Cette anxiété se reflète dans des choix musicaux étranges. Après l’hyperpop survitaminée de l’an passé, place à… l’ambient. Ce début de 2021 a des airs de 1995 sur les plateformes de streaming. Dans la quête de pansements affectifs et de tempos caressants pour agrémenter le télétravail ou pour chasser les pensées suicidaires, les playlists ont sorti les sonorités new age du placard. Brian Eno a la cote. Faute d’iode, d’ambiances moites et de sommets enneigés, on s’enivre de sons amniotiques, de paysages sonores, de bruits de cascade. Une sorte de traitement homéopathique à la mélancolie. Max Richter transforme son petit coin bureau en vaisseau cosmique.
L’autre option, c’est de fuir le plus loin possible de ce présent asphyxiant. En se réfugiant par exemple dans le passé. On n’a jamais autant regardé les films du patrimoine. Pas seulement parce que les salles sont fermées. Mais aussi parce que les De Funès, Delon, nous aspirent dans un monde qui semblait avoir encore un futur. Même les nouveautés jouent cette carte vermeil: la série Lupin remet en lumière l’oeuvre de Maurice Leblanc tandis que sur Apple TV débarque le chien philosophe Snoopy (lire notre article).

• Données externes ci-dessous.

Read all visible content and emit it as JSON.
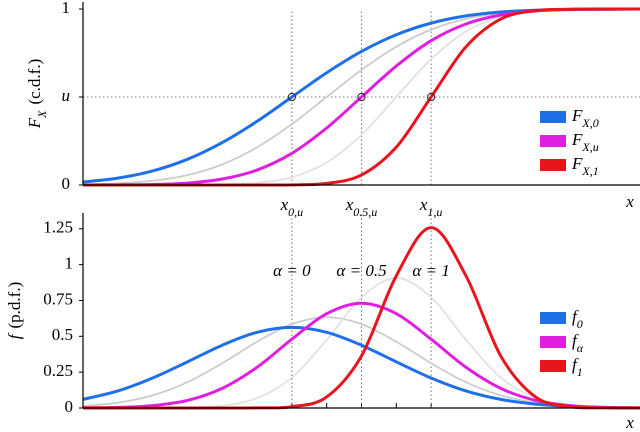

Autre technique d’évasion: prendre son ticket pour la campagne. Les films du festival de Rotterdam (lire notre article) font ainsi la part belle à la ruralité, ce paradis perdu. Un territoire physique et mental qui fait saliver les urbains coincés dans leurs boîtes à chaussures. Que restera-t-il de ce vaste mouvement de l’âme après la crise? Seul Godot pourrait répondre.